Environment

Community focus for Mark H Durkan

©Mark Pearce/ Presseye20thApril     2011  Presseye Northern Ireland  _____ Mandatory Credit - Photo  Mark Pearce/Presseye
SDLP Manifesto Launch , Belfast. 

Councillor Mark H Durkan 

  Mandatory Credit Photo Mark Pearce / The environment is very much a new brief for Mark H Durkan, who has traditionally focused on constituency issues such as health and welfare. Peter Cheney profiles the new Minister and reviews his political career to date.

Often confused with his older namesake, Mark Henry Durkan has become the Executive’s youngest Minister at the age of 35. The Foyle MLA was elected to Stormont in 2011 and his main policy interests have so far covered health and social security. His focus on delivering on the ground in the constituency is likely to have a strong influence on his role as Minister.

He was the party’s health spokesman from May 2011 to April 2012 and was then social development spokesman (mainly focusing on welfare reform) until his appointment to the Executive.

Durkan hails from Derry’s Glen Road and was a councillor for the Northland area between 2005 and 2011. Married to Anne, a former SDLP press officer, he has a nine-year old son and is a keen GAA and soccer fan (Derry City and Everton) as well as being a regular runner.

In his maiden speech, Durkan noted that cross-border collaboration can make savings in the Executive’s Budget.
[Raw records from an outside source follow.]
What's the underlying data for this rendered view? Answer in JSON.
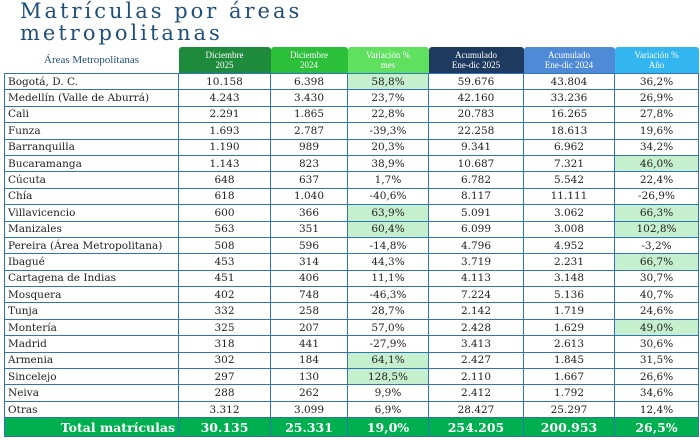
{
  "title_line1": "Matrículas por áreas",
  "title_line2": "metropolitanas",
  "headers": [
    {
      "l1": "Áreas Metropolitanas",
      "l2": "",
      "color": "#ffffff"
    },
    {
      "l1": "Diciembre",
      "l2": "2025",
      "color": "#1e8a3c"
    },
    {
      "l1": "Diciembre",
      "l2": "2024",
      "color": "#2bbf3a"
    },
    {
      "l1": "Variación %",
      "l2": "mes",
      "color": "#5fe05f"
    },
    {
      "l1": "Acumulado",
      "l2": "Ene-dic 2025",
      "color": "#1f3a5f"
    },
    {
      "l1": "Acumulado",
      "l2": "Ene-dic 2024",
      "color": "#4f8ad6"
    },
    {
      "l1": "Variación %",
      "l2": "Año",
      "color": "#33b5f0"
    }
  ],
  "rows": [
    [
      "Bogotá, D. C.",
      "10.158",
      "6.398",
      "58,8%",
      "59.676",
      "43.804",
      "36,2%"
    ],
    [
      "Medellín (Valle de Aburrá)",
      "4.243",
      "3.430",
      "23,7%",
      "42.160",
      "33.236",
      "26,9%"
    ],
    [
      "Cali",
      "2.291",
      "1.865",
      "22,8%",
      "20.783",
      "16.265",
      "27,8%"
    ],
    [
      "Funza",
      "1.693",
      "2.787",
      "-39,3%",
      "22.258",
      "18.613",
      "19,6%"
    ],
    [
      "Barranquilla",
      "1.190",
      "989",
      "20,3%",
      "9.341",
      "6.962",
      "34,2%"
    ],
    [
      "Bucaramanga",
      "1.143",
      "823",
      "38,9%",
      "10.687",
      "7.321",
      "46,0%"
    ],
    [
      "Cúcuta",
      "648",
      "637",
      "1,7%",
      "6.782",
      "5.542",
      "22,4%"
    ],
    [
      "Chía",
      "618",
      "1.040",
      "-40,6%",
      "8.117",
      "11.111",
      "-26,9%"
    ],
    [
      "Villavicencio",
      "600",
      "366",
      "63,9%",
      "5.091",
      "3.062",
      "66,3%"
    ],
    [
      "Manizales",
      "563",
      "351",
      "60,4%",
      "6.099",
      "3.008",
      "102,8%"
    ],
    [
      "Pereira (Área Metropolitana)",
      "508",
      "596",
      "-14,8%",
      "4.796",
      "4.952",
      "-3,2%"
    ],
    [
      "Ibagué",
      "453",
      "314",
      "44,3%",
      "3.719",
      "2.231",
      "66,7%"
    ],
    [
      "Cartagena de Indias",
      "451",
      "406",
      "11,1%",
      "4.113",
      "3.148",
      "30,7%"
    ],
    [
      "Mosquera",
      "402",
      "748",
      "-46,3%",
      "7.224",
      "5.136",
      "40,7%"
    ],
    [
      "Tunja",
      "332",
      "258",
      "28,7%",
      "2.142",
      "1.719",
      "24,6%"
    ],
    [
      "Montería",
      "325",
      "207",
      "57,0%",
      "2.428",
      "1.629",
      "49,0%"
    ],
    [
      "Madrid",
      "318",
      "441",
      "-27,9%",
      "3.413",
      "2.613",
      "30,6%"
    ],
    [
      "Armenia",
      "302",
      "184",
      "64,1%",
      "2.427",
      "1.845",
      "31,5%"
    ],
    [
      "Sincelejo",
      "297",
      "130",
      "128,5%",
      "2.110",
      "1.667",
      "26,6%"
    ],
    [
      "Neiva",
      "288",
      "262",
      "9,9%",
      "2.412",
      "1.792",
      "34,6%"
    ],
    [
      "Otras",
      "3.312",
      "3.099",
      "6,9%",
      "28.427",
      "25.297",
      "12,4%"
    ]
  ],
  "highlighted": [
    [
      0,
      3
    ],
    [
      5,
      6
    ],
    [
      8,
      3
    ],
    [
      8,
      6
    ],
    [
      9,
      3
    ],
    [
      9,
      6
    ],
    [
      11,
      6
    ],
    [
      15,
      6
    ],
    [
      17,
      3
    ],
    [
      18,
      3
    ]
  ],
  "highlight_color": "#c6efce",
  "total": [
    "Total matrículas",
    "30.135",
    "25.331",
    "19,0%",
    "254.205",
    "200.953",
    "26,5%"
  ],
  "total_color": "#00b050"
}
He congratulated Health Minister Edwin Poots on approving the radiotherapy unit at Altnagelvin Area Hospital and proposed a specialist all-island clinical team for rare medical conditions.

“I spoke about departments and governments working together, but it is vital that we in the chamber also work together,” he added. “We have to get away from the culture of Minister-bashing and do our best to get a positive message out to the public. However, although the message has to be positive, it must also be real. We cannot carry on with the smoke and mirrors. Good and honest communication is the key to our getting through this.”

Similarly to fellow new Minister Simon Hamilton, Mark Durkan is a former accountant and also one of a new generation within his party. A year separates them in age but Durkan came to elected politics later in his career and is seen as less ruthless than the younger members of the DUP.

His contemporaries include fellow Foyle MLA Colum Eastwood, special advisor Nichola Mallon, Armagh councillor Sharon Haughey and Connaire McGreevy, its leader on Newry and Mourne District Council.

Community politics has been his driving interest over and he took his term on office “extremely seriously,” one SDLP member told agendaNi. The Foyle MLA enjoys canvassing and getting out and about in the constituency which is still very much an SDLP heartland several years after John Hume stepped down.

Derry Sinn Féin councillor Patricia Logue says that she “always found Mark to be approachable regarding council issues” and he seemed to be a “very pro-active, hard-working councillor.” She expected that he would “endeavour to do his best and carry on as he has before” as Minister and wished him well in his new position.

During the pseudomonas outbreak in early 2012, Durkan tactfully thanked Health Minister Edwin Poots for his support for bereaved families but also robustly demanded a public inquiry. The Minister did commission an expert-led review of the cases and accepted its recommendations later that year.

Durkan has rarely spoken on the environment but Alasdair McDonnell has been impressed with his eye for detail when scrutinising the Welfare Reform Bill. In line with his party, he has described the legislation as “draconian” and sought to amend it in committee stage.

“Are we not legislators?” he asked during an Assembly debate on the Bill. “I am sure that every member in the House has at some stage been asked by a constituent or by a visiting school why we got into politics, and I am sure that most, if not all, of us have, at some stage, given the hackneyed answer of: ‘To make a difference.’ Well, let us make a difference or let us at least try.”

Mark H Durkan In his first statement as Minister, Durkan continued Alex Attwood’s theme by pointing out that the portfolio was environmental and economic. He intended to continue where Attwood left off and set out the following priorities:

• making planning decisions and clearing the backlog of applications;

• stronger, more efficient and more effective local government (through continued reform);

• continuing to reduce road fatalities and injuries;

• reducing the volume of waste going to landfill; and

• pursuing those involved in illegal dumping.

Durkan’s appointment to the Executive also puts him around the same table as Nelson McCausland just weeks after he demanded an inquiry into McCausland’s handling of the Red Sky case.

“There are many questions around the Minister’s conduct and question marks over his future,” he told the House on 8 July. “Those questions need to be answered. The SDLP demands it, the House demands it and the public demand it.” In addition, Durkan called for a “full and thorough police investigation” into allegations of criminality made in the BBC’s Spotlight investigation, which are denied by the DUP.

Party sources are keen dismiss any idea of a ‘Durkan dynasty’ in the north west. According to a well-placed SDLP member, the forthright statements he has made since taking office (on hydraulic fracturing and road safety) are signs that he wants to be known as “his own man” during his time in office.